Professor Michael Tharp, MD
Michael D. Tharp, MD is Clark W. Finnerud, M.D. Professor and Chair of the Department of Dermatology at Rush University Medical Center. Dr. Tharp graduated cum laude from both Ohio Wesleyan University and from Ohio State University Medical School in 1971 and 1974, respectively. He completed three years of internal medicine training at Parkland Memorial Hospital in Dallas, Texas, before finishing a dermatology residency and fellowship at Duke University Medical Center in Durham, North Carolina in 1980. Dr. Tharp is board certified in both specialties.
He served on the faculty as an Assistant and Associate Professor in the Departments of Dermatology and Internal Medicine at Southwestern Medical School in Dallas, Texas for seven years prior to becoming Professor and Vice-Chairman of the Department of Dermatology at the University of Pittsburgh School of Medicine in Pittsburgh in 1987. Dr. Tharp moved to Rush University Medical Center in Chicago in 1995 where he is presently the Clark W. Finnerud M.D., Professor and Chair in the Department of Dermatology.
Dr. Tharp has written over 180 papers, book chapters, books and abstracts. He is the Chief Editor of Dermatologic Therapy, the immediate past President of the Dermatology Foundation, and past President of the Association of Professors of Dermatology (APD) and Chicago Dermatological Society. He also is a past Vice President of the Society of Investigative Dermatology, a member of the Board of Trustees and Executive Committee of the Dermatology Foundation, a past Board member of the American Academy of Dermatology (AAD). Dr. Tharp has served on numerous committees for the AAD, Association of Professors of Dermatology and American Dermatological Association.

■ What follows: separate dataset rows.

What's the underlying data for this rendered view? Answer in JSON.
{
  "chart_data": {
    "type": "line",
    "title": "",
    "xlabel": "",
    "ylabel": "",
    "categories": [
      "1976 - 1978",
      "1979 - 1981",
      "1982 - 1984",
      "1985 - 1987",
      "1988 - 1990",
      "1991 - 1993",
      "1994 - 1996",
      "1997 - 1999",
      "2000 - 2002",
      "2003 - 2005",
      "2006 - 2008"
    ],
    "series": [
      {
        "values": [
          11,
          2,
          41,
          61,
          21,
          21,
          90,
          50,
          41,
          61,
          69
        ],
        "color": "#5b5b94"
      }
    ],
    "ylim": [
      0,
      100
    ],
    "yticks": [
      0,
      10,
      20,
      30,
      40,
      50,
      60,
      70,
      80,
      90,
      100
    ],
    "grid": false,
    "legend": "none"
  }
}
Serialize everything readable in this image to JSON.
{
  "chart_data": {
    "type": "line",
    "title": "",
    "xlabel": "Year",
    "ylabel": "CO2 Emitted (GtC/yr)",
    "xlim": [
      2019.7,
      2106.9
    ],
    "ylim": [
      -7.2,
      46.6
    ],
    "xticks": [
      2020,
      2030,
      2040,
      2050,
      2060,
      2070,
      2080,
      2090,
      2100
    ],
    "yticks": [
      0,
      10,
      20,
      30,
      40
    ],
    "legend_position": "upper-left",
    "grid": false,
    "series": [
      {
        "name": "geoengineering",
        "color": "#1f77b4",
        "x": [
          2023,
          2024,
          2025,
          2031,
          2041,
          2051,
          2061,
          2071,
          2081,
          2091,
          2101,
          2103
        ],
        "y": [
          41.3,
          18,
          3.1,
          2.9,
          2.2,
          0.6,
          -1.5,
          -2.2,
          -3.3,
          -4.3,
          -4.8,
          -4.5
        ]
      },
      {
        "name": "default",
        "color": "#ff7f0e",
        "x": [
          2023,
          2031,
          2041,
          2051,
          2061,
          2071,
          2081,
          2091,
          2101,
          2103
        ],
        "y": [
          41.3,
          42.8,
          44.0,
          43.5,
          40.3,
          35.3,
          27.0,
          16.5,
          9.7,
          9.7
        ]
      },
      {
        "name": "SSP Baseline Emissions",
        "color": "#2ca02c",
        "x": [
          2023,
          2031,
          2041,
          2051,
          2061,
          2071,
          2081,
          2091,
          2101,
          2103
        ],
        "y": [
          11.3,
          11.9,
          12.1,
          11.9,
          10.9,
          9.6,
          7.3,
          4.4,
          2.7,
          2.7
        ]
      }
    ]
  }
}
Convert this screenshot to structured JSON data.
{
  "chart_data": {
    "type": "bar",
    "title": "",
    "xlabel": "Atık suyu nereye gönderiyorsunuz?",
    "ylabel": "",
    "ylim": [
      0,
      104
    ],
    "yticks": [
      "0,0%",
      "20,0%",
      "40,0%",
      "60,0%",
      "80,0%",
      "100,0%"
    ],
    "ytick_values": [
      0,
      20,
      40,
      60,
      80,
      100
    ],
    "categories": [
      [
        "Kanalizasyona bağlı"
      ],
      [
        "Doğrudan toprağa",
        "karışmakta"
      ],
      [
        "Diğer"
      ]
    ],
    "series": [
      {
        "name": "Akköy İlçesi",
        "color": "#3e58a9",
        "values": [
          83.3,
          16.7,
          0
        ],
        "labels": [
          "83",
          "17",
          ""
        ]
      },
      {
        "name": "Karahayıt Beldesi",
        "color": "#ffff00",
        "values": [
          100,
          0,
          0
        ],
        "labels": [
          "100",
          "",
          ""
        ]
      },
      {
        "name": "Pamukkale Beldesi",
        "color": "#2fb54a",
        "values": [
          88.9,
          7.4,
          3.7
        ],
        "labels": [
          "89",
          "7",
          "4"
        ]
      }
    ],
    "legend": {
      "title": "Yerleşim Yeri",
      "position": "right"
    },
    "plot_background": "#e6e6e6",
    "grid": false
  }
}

He has been an invited speaker for numerous national and international meetings including the AAD, ADA, APD, numerous dermatology state society meetings and the International Congress of Dermatology. His primary research interest is in mast cells as they relate to urticaria, pruritus, atopic dermatitis, and mastocytosis. His clinical research interests include itch, psoriasis, atopic dermatitis, cutaneous T cell lymphoma, and immune bullous diseases.